Avesiar – Tangerang
Setelah masa jabatannya sebagai Direktur Eksekutif Lembaga Bantuan Hukum (LBH) Pers selama 2 periode berakhir, pria satu ini jarang terdengar oleh publik, terutama dunia pers Indonesia. Namun, bukan berarti kesibukannya berkurang.
Baru-baru ini, wartawan Avesiar.com berkesempatan mewawancarai secara khusus pria yang juga salah satu pengurus ICMI Kota Tangerang, membuka kembali tabir pilihan profesi dalam hidupnya. Penyuka olahraga futsal itu kemudian menceritakan latar belakang perjalanan karirnya di dunia hukum.

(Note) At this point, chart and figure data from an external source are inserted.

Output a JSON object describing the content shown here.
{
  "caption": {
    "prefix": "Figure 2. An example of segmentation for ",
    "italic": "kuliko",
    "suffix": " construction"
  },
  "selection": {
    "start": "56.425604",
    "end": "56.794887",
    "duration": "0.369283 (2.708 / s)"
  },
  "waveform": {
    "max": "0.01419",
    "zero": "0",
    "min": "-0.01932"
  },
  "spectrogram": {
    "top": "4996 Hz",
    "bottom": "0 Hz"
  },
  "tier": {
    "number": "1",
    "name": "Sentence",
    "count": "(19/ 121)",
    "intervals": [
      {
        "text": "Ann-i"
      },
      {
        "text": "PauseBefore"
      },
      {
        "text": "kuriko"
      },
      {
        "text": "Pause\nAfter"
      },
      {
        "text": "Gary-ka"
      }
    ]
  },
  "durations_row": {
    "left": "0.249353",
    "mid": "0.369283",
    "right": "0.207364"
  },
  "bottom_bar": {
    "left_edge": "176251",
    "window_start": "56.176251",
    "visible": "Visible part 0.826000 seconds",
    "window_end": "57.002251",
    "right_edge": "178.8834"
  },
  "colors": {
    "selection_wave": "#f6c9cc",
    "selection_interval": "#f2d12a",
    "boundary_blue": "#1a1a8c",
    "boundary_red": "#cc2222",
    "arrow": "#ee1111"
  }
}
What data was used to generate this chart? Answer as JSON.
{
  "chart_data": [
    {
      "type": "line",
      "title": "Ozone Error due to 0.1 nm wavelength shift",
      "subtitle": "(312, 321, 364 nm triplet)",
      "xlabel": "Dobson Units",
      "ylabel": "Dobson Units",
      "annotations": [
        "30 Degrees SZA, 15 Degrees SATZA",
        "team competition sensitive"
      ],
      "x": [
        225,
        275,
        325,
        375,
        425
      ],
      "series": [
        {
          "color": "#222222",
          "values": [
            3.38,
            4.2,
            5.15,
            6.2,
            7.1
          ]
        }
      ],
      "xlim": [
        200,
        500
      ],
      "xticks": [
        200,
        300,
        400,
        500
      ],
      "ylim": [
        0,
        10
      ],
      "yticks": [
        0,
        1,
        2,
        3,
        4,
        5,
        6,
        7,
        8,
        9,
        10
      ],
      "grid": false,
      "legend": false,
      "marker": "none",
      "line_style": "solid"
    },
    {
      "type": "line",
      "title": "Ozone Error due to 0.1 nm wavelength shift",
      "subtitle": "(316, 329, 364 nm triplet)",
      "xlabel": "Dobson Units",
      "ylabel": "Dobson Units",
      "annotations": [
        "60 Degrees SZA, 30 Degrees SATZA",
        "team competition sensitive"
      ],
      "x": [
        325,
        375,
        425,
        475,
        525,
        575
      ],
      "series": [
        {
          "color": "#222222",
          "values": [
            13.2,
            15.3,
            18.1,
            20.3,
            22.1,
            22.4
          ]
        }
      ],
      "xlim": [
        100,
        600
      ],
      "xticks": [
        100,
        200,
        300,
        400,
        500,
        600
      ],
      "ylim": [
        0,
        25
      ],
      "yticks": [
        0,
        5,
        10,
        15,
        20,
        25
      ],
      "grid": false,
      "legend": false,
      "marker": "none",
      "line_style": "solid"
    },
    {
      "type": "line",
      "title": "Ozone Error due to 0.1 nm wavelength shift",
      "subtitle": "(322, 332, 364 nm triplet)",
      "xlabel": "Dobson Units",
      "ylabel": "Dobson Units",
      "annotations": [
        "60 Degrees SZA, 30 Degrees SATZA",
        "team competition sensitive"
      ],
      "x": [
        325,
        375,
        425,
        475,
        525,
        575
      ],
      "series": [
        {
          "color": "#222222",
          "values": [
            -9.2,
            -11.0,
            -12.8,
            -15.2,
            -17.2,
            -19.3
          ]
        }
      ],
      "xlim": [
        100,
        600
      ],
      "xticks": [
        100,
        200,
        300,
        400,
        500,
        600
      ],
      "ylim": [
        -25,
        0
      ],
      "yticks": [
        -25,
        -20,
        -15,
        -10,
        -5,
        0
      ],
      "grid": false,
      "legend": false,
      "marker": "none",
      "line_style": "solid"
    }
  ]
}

Keprihatinannya terhadap orang-orang buta hukum yang kebetulan harus berhadapan dengan persoalan hukum, adalah dasar dari pilihan pria kelahiran Tangerang 46 tahun silam ini menekuni dunia hukum.
Hingga pria lulusan S1 dan S2 bidang Hukum Universitas Pancasila Jakarta pada 2001 dan 2020 itu kemudian aktif pada karir-karir awalnya di lembaga bantuan hukum
“Motivasi utama terjun pada lembaga bantuan hukum adalah membantu orang yang membutuhkan bantuan hukum karena menjadi korban ketidakadilan dan termarjinalkan,” ungkap Nawawi Bahrudin.

Bagi Nawawi, LBH juga menjadi sekolah lanjutan bagi dia untuk lebih internalisasi ilmu hukum. Karena, menurut dia, di sana dipadukan antara belajar teori dan penerapan teori tersebut.
“Selain itu, LBH juga menjadi wadah membangun jaringan dan berbagi pengalaman untuk saya,” beber pendiri kantor Advocate & Managing Partners Law Offices Nawawi Bahrudin & Partners.
Meskipun kini pria yang menjadi salah satu tim Lawyer Indonesialeaks, Koalisi NGO, dan Media untuk Jurnalisme Investigasi itu telah membuka kantor hukum sendiri, concern terhadap isu kebebasan pers dan kebebasan berekspresi masih menjadi perhatian.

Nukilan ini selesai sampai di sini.